Appreciate, if you will, not the ample opportunities for political points-scoring going on here, but the curious consequences of what just happened: an act of public policy impacting regional football life. The rabbits won’t have anywhere to run, the cane will be pulled up in favor of grass, and the Muck City mythos will be covered up in the confluence of environmental policy and globalization.
Naturally, being a blogger, we blame the curse of ESPN for all of this.












18
And by “be a dick”, he means pointing out that he completely misundersood the reasoning behind the state’s decision.

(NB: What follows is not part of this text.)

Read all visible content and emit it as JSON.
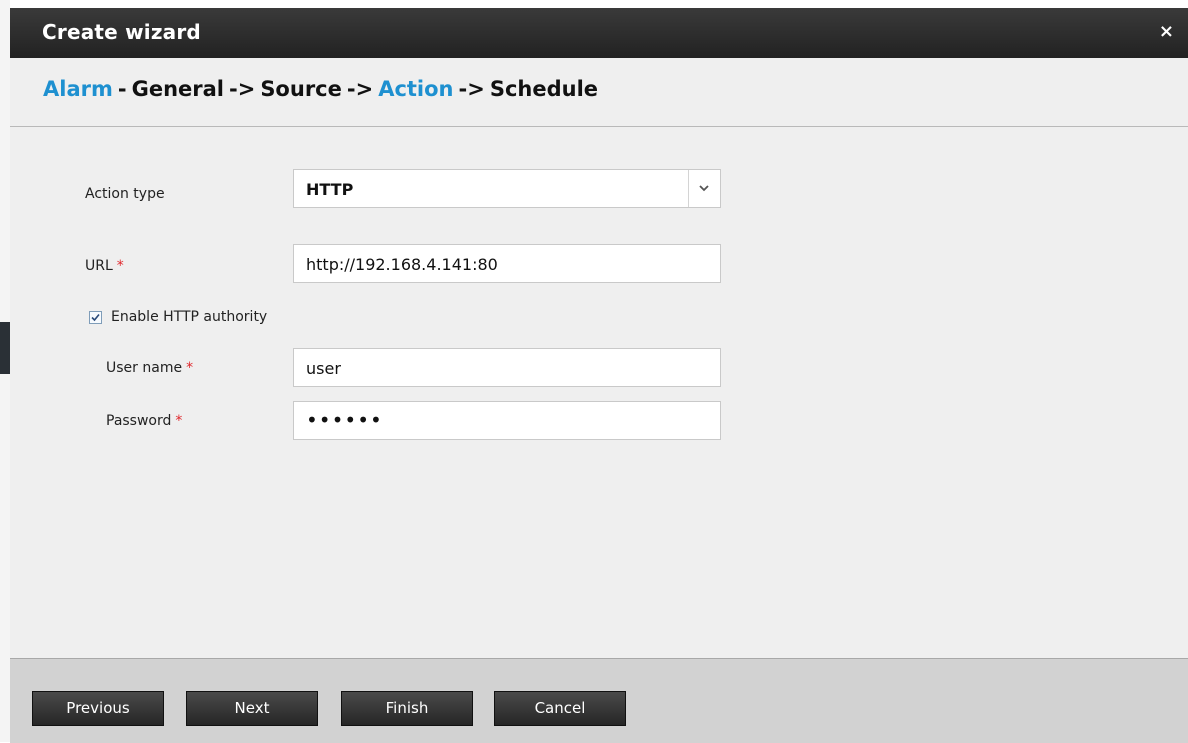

Comment by chg — June 25, 2008 @ 3:48 pm
17
16:
Hey, no need to be a dick. I shouldn’t have even brought it up.
Comment by Chris — June 25, 2008 @ 11:09 am
16
@5:
They’re buying the land back to keep sugar from being grown on it because growing sugar there is destroying the Everglades. So keeping on growing sugar, but instead making it ethanol instead of using corn is still a stupid idea.
Now, if you want to advocate using the newly freed land to let switchgrass grow wild, and occasionally harvest THAT to produce celulosic Ethanol, well that wouldn’t have all the nasty fertilizers and constant development which the sugar would have, would yield as much ethanol as the corn would, would require less energy input, and still achieve the goal of helping the everglades return to a more natural state.
But hey, what do I know? I’m just some random dumbass on the interwebs.
Comment by Not You — June 24, 2008 @ 11:29 pm
15
Orson — I smell a lengthy Sporting Blog piece, or hell, a lengthy EDSBS piece. Go all “Brian” or “SMQ” on this MFer. It would be interesting to see what the college participation rates for these kids would be otherwise, amongst other factors.
Comment by Whohah — June 24, 2008 @ 5:28 pm
14
#13 - Well, dogfighting we did last year. I wonder if the statute of limitations for beating three different groups of Bulldogs last year has run out.
Comment by Out of Conference — June 24, 2008 @ 4:02 pm
13
10
I thought dog & cockfights were why Stephen Garcia chose USCe.
Comment by yoyofutbawl — June 24, 2008 @ 3:12 pm
12
Hey now, we have the steroids and growth hormones market cornered up here in Ohio (see Katzenmoyer, Andy
Comment by poguemahone — June 24, 2008 @ 1:43 pm
11
So this explains why Florida continues to be one of the top states to produce extraordinarily talented players each year. I believe California and Texas are the other two top producers. How do they do it every year? Facilities? Training programs? Bigger supply of growth hormones and steroids?